Loki Æsir tanrılarına oyunlar oynayarak eğlenen karmaşık karakterli bir düzenbaz olup, bunlardan birisinde karanlık ve kış ile ilişkilendirilen kör tanrı Hodr’ı kandırarak, ok atarken kazayla Odin’in diğer oğlu ışık ve barış tanrısı Balder‘in öldürülmesini sağlamıştır. Bu olaydan sonra Odin tarafından evlatlıktan reddedilen Loki yeraltındaki bir mağaraya hapsedilmiş, burada öldürülen oğlu Narfi’nin bağırsaklarıyla bir taşa bağlanmıştır.
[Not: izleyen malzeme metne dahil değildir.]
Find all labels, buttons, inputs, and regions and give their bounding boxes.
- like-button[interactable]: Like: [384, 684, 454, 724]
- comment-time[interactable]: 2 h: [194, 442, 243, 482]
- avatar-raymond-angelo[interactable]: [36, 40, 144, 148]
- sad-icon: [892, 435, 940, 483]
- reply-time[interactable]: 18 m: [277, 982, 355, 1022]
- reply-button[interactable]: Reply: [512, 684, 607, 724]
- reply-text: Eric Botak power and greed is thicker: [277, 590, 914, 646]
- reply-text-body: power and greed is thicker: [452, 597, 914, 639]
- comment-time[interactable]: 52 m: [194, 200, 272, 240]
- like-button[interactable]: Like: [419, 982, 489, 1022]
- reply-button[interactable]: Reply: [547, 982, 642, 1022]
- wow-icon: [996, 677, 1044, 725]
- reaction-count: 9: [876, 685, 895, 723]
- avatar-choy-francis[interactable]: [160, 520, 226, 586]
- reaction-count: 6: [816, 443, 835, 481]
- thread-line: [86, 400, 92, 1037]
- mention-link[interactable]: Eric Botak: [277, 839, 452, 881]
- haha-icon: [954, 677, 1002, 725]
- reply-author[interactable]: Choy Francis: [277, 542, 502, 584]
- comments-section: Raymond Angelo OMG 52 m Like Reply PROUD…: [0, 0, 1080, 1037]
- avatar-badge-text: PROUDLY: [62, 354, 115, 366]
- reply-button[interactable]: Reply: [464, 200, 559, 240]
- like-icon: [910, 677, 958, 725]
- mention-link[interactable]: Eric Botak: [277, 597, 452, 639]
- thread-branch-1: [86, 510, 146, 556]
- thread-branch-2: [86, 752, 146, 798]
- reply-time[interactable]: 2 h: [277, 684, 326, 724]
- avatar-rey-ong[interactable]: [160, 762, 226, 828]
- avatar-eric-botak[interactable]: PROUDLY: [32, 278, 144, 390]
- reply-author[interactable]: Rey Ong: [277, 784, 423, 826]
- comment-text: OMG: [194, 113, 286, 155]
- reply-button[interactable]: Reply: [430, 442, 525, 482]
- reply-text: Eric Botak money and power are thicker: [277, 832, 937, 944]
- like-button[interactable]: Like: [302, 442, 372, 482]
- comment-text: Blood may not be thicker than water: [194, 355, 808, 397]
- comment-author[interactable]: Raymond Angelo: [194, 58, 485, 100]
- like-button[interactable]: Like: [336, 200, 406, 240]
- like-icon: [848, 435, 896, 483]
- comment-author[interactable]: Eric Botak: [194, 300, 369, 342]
Loki’nin tepesindeki sarkıtlara dolanmış dev yılanın ağzından akan zehir düzenbaz tanrının gözlerine damlamaktaysa da eşi Sigyn zehri elindeki tahta kapta biriktirerek Loki’yi korumaya çalışmaktadır.
Bununla birlikte kap dolduğu zaman, kadın boşaltmak için uzaklaştığında Loki zehirden etkilenmektedir ki tanrının acıdan çırpınışın depremlere sebep olduğuna ve bu durumun Ragnarök’e dek süreceğine inanılmaktadır. Ragnarök günü geldiğinde Loki ile Heimdall dövüşecekse ama ikisi de ölecektir.